— Подарки брата всегда приятны. — Старик сделал упор на слове «брата», как бы намекая, что постороннему не следует соваться в семейные дела.
— Может, еще чего надо? — Завмаг в свою очередь выделил это «еще». — Может, что-нибудь дефицитное. Если не для себя, так для дочки. Она ведь молода и красива. Девушкам многое хочется… — здесь он опять сделал значительную паузу, намекая, что в словах его скрыт какой-то дополнительный смысл, но, заметив, что старику не нравятся эти потайные намеки и что он готов отшить навязчивого пришельца, тут же поспешно добавил: — Не стесняйтесь. Просите что хотите. Я всегда рад…

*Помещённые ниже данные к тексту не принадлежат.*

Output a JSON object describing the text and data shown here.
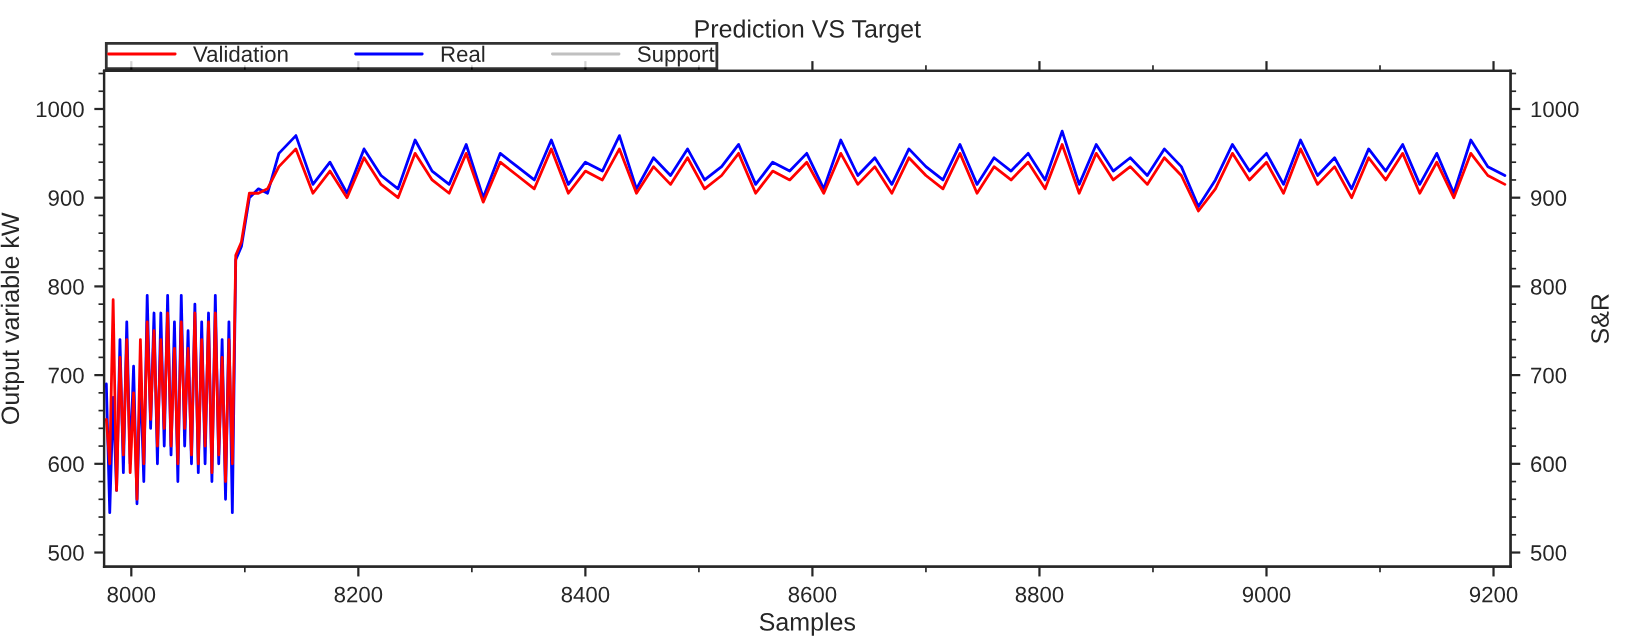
{
  "chart_data": {
    "type": "line",
    "title": "Prediction VS Target",
    "xlabel": "Samples",
    "ylabel": "Output variable kW",
    "y2label": "S&R",
    "x": [
      7978,
      7981,
      7984,
      7987,
      7990,
      7993,
      7996,
      7999,
      8002,
      8005,
      8008,
      8011,
      8014,
      8017,
      8020,
      8023,
      8026,
      8029,
      8032,
      8035,
      8038,
      8041,
      8044,
      8047,
      8050,
      8053,
      8056,
      8059,
      8062,
      8065,
      8068,
      8071,
      8074,
      8077,
      8080,
      8083,
      8086,
      8089,
      8092,
      8097,
      8104,
      8112,
      8120,
      8130,
      8145,
      8160,
      8175,
      8190,
      8205,
      8220,
      8235,
      8250,
      8265,
      8280,
      8295,
      8310,
      8325,
      8340,
      8355,
      8370,
      8385,
      8400,
      8415,
      8430,
      8445,
      8460,
      8475,
      8490,
      8505,
      8520,
      8535,
      8550,
      8565,
      8580,
      8595,
      8610,
      8625,
      8640,
      8655,
      8670,
      8685,
      8700,
      8715,
      8730,
      8745,
      8760,
      8775,
      8790,
      8805,
      8820,
      8835,
      8850,
      8865,
      8880,
      8895,
      8910,
      8925,
      8940,
      8955,
      8970,
      8985,
      9000,
      9015,
      9030,
      9045,
      9060,
      9075,
      9090,
      9105,
      9120,
      9135,
      9150,
      9165,
      9180,
      9195,
      9210
    ],
    "series": [
      {
        "name": "Validation",
        "color": "#ff0000",
        "values": [
          650,
          600,
          785,
          570,
          720,
          610,
          740,
          590,
          680,
          560,
          740,
          600,
          760,
          650,
          750,
          620,
          740,
          640,
          770,
          620,
          730,
          600,
          760,
          640,
          730,
          610,
          770,
          600,
          740,
          620,
          760,
          590,
          770,
          610,
          720,
          580,
          740,
          600,
          835,
          850,
          905,
          905,
          910,
          935,
          955,
          905,
          930,
          900,
          945,
          915,
          900,
          950,
          920,
          905,
          950,
          895,
          940,
          925,
          910,
          955,
          905,
          930,
          920,
          955,
          905,
          935,
          915,
          945,
          910,
          925,
          950,
          905,
          930,
          920,
          940,
          905,
          950,
          915,
          935,
          905,
          945,
          925,
          910,
          950,
          905,
          935,
          920,
          940,
          910,
          960,
          905,
          950,
          920,
          935,
          915,
          945,
          925,
          885,
          910,
          950,
          920,
          940,
          905,
          955,
          915,
          935,
          900,
          945,
          920,
          950,
          905,
          940,
          900,
          950,
          925,
          915
        ]
      },
      {
        "name": "Real",
        "color": "#0000ff",
        "values": [
          690,
          545,
          675,
          570,
          740,
          590,
          760,
          600,
          710,
          555,
          700,
          580,
          790,
          640,
          770,
          600,
          770,
          620,
          790,
          610,
          760,
          580,
          790,
          620,
          750,
          600,
          780,
          590,
          760,
          600,
          770,
          580,
          790,
          600,
          740,
          560,
          760,
          545,
          830,
          845,
          900,
          910,
          905,
          950,
          970,
          915,
          940,
          905,
          955,
          925,
          910,
          965,
          930,
          915,
          960,
          900,
          950,
          935,
          920,
          965,
          915,
          940,
          930,
          970,
          910,
          945,
          925,
          955,
          920,
          935,
          960,
          915,
          940,
          930,
          950,
          910,
          965,
          925,
          945,
          915,
          955,
          935,
          920,
          960,
          915,
          945,
          930,
          950,
          920,
          975,
          915,
          960,
          930,
          945,
          925,
          955,
          935,
          890,
          920,
          960,
          930,
          950,
          915,
          965,
          925,
          945,
          910,
          955,
          930,
          960,
          915,
          950,
          905,
          965,
          935,
          925
        ]
      },
      {
        "name": "Support",
        "color": "#c0c0c0",
        "values": [
          null,
          null,
          null,
          null,
          null,
          null,
          null,
          null,
          null,
          null,
          null,
          null,
          null,
          null,
          null,
          null,
          null,
          null,
          null,
          null,
          null,
          null,
          null,
          null,
          null,
          null,
          null,
          null,
          null,
          null,
          null,
          null,
          null,
          null,
          null,
          null,
          null,
          null,
          null,
          null,
          null,
          null,
          null,
          null,
          null,
          null,
          null,
          null,
          null,
          null,
          null,
          null,
          null,
          null,
          null,
          null,
          null,
          null,
          null,
          null,
          null,
          null,
          null,
          null,
          null,
          null,
          null,
          null,
          null,
          null,
          null,
          null,
          null,
          null,
          null,
          null,
          null,
          null,
          null,
          null,
          null,
          null,
          null,
          null,
          null,
          null,
          null,
          null,
          null,
          null,
          null,
          null,
          null,
          null,
          null,
          null,
          null,
          null,
          null,
          null,
          null,
          null,
          null,
          null,
          null,
          null,
          null,
          null,
          null,
          null,
          null,
          null,
          null,
          null,
          null,
          null
        ]
      }
    ],
    "xlim": [
      7976,
      9215
    ],
    "xticks": [
      8000,
      8200,
      8400,
      8600,
      8800,
      9000,
      9200
    ],
    "ylim": [
      484,
      1043
    ],
    "yticks": [
      500,
      600,
      700,
      800,
      900,
      1000
    ],
    "y2lim": [
      484,
      1043
    ],
    "y2ticks": [
      500,
      600,
      700,
      800,
      900,
      1000
    ],
    "legend": "top left",
    "grid": false,
    "marker": "none",
    "line_style": "solid"
  }
}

— С чего такая страсть к, благодеяниям?
— Вот уж что верно, то верно, достопочтимый аксакал. Люди всегда с подозрительностью относятся к добру. И неспроста. Ох, неспроста. Некоторые шутят: за любое благодеяние надо расплачиваться. Их называют циниками. Но в каждой шутке лишь половина шутки, а вторая половина, к сожалению, правда. Один знакомый даже доказывал мне, что добродетельный человек обязательно в конце концов должен пострадать: если он не пострадает, то окажется, что делать добро очень легко и приятно. И все захотят делать добро. А раз так, то оно станет обычным делом и потеряет свою цену. Вы, аксакал, видите, какой необычный ход мыслей.

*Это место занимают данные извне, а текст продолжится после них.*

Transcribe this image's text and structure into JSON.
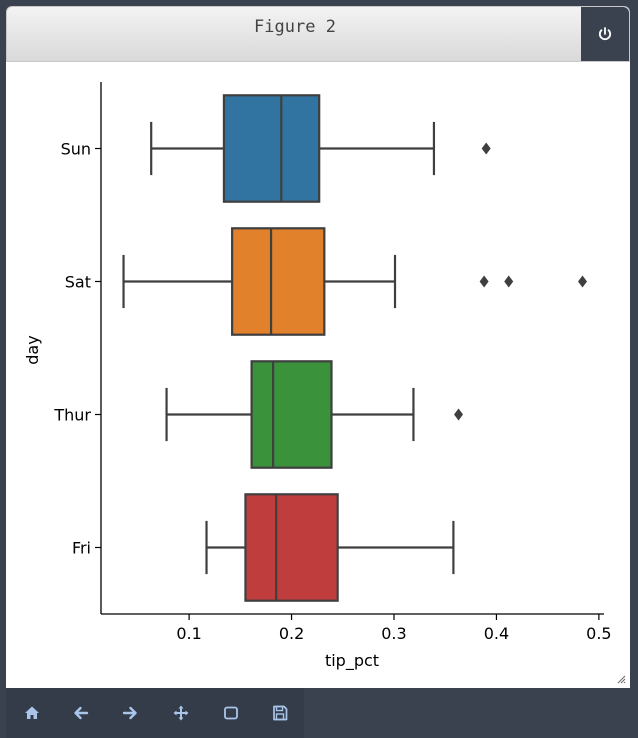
{
  "window": {
    "title": "Figure 2"
  },
  "toolbar": {
    "buttons": [
      {
        "name": "home-icon"
      },
      {
        "name": "back-arrow-icon"
      },
      {
        "name": "forward-arrow-icon"
      },
      {
        "name": "pan-icon"
      },
      {
        "name": "zoom-rect-icon"
      },
      {
        "name": "save-icon"
      }
    ]
  },
  "chart_data": {
    "type": "box",
    "orientation": "horizontal",
    "xlabel": "tip_pct",
    "ylabel": "day",
    "xlim": [
      0.014,
      0.505
    ],
    "xticks": [
      0.1,
      0.2,
      0.3,
      0.4,
      0.5
    ],
    "xtick_labels": [
      "0.1",
      "0.2",
      "0.3",
      "0.4",
      "0.5"
    ],
    "categories": [
      "Sun",
      "Sat",
      "Thur",
      "Fri"
    ],
    "colors": [
      "#3274a1",
      "#e1812c",
      "#3a923a",
      "#c03d3e"
    ],
    "boxes": [
      {
        "category": "Sun",
        "whislo": 0.063,
        "q1": 0.134,
        "median": 0.19,
        "q3": 0.227,
        "whishi": 0.339,
        "fliers": [
          0.39
        ]
      },
      {
        "category": "Sat",
        "whislo": 0.036,
        "q1": 0.142,
        "median": 0.18,
        "q3": 0.232,
        "whishi": 0.301,
        "fliers": [
          0.388,
          0.412,
          0.484
        ]
      },
      {
        "category": "Thur",
        "whislo": 0.078,
        "q1": 0.161,
        "median": 0.182,
        "q3": 0.239,
        "whishi": 0.319,
        "fliers": [
          0.363
        ]
      },
      {
        "category": "Fri",
        "whislo": 0.117,
        "q1": 0.155,
        "median": 0.185,
        "q3": 0.245,
        "whishi": 0.358,
        "fliers": []
      }
    ],
    "grid": false,
    "legend": "none"
  }
}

Старик никак не выразил своего отношения к философическим изыскам Завмага, и тот, помедлив полминуты, продолжал:
— Как интересно порой оборачивается судьба. Нашел человек птенца. Поднял, обогрел. Накормил. С ладошки своей накормил. А выкормыш подрос и превратился в ястреба и унес последнюю курицу со двора своего спасителя. Да что там курицу. Унес, украл, заклевал птицу райскую, птицу счастья закогтил.
— Это кто же курица: не братец ли Ержан?
— Вот и Ержана Сержановича Даулетов тоже обидел.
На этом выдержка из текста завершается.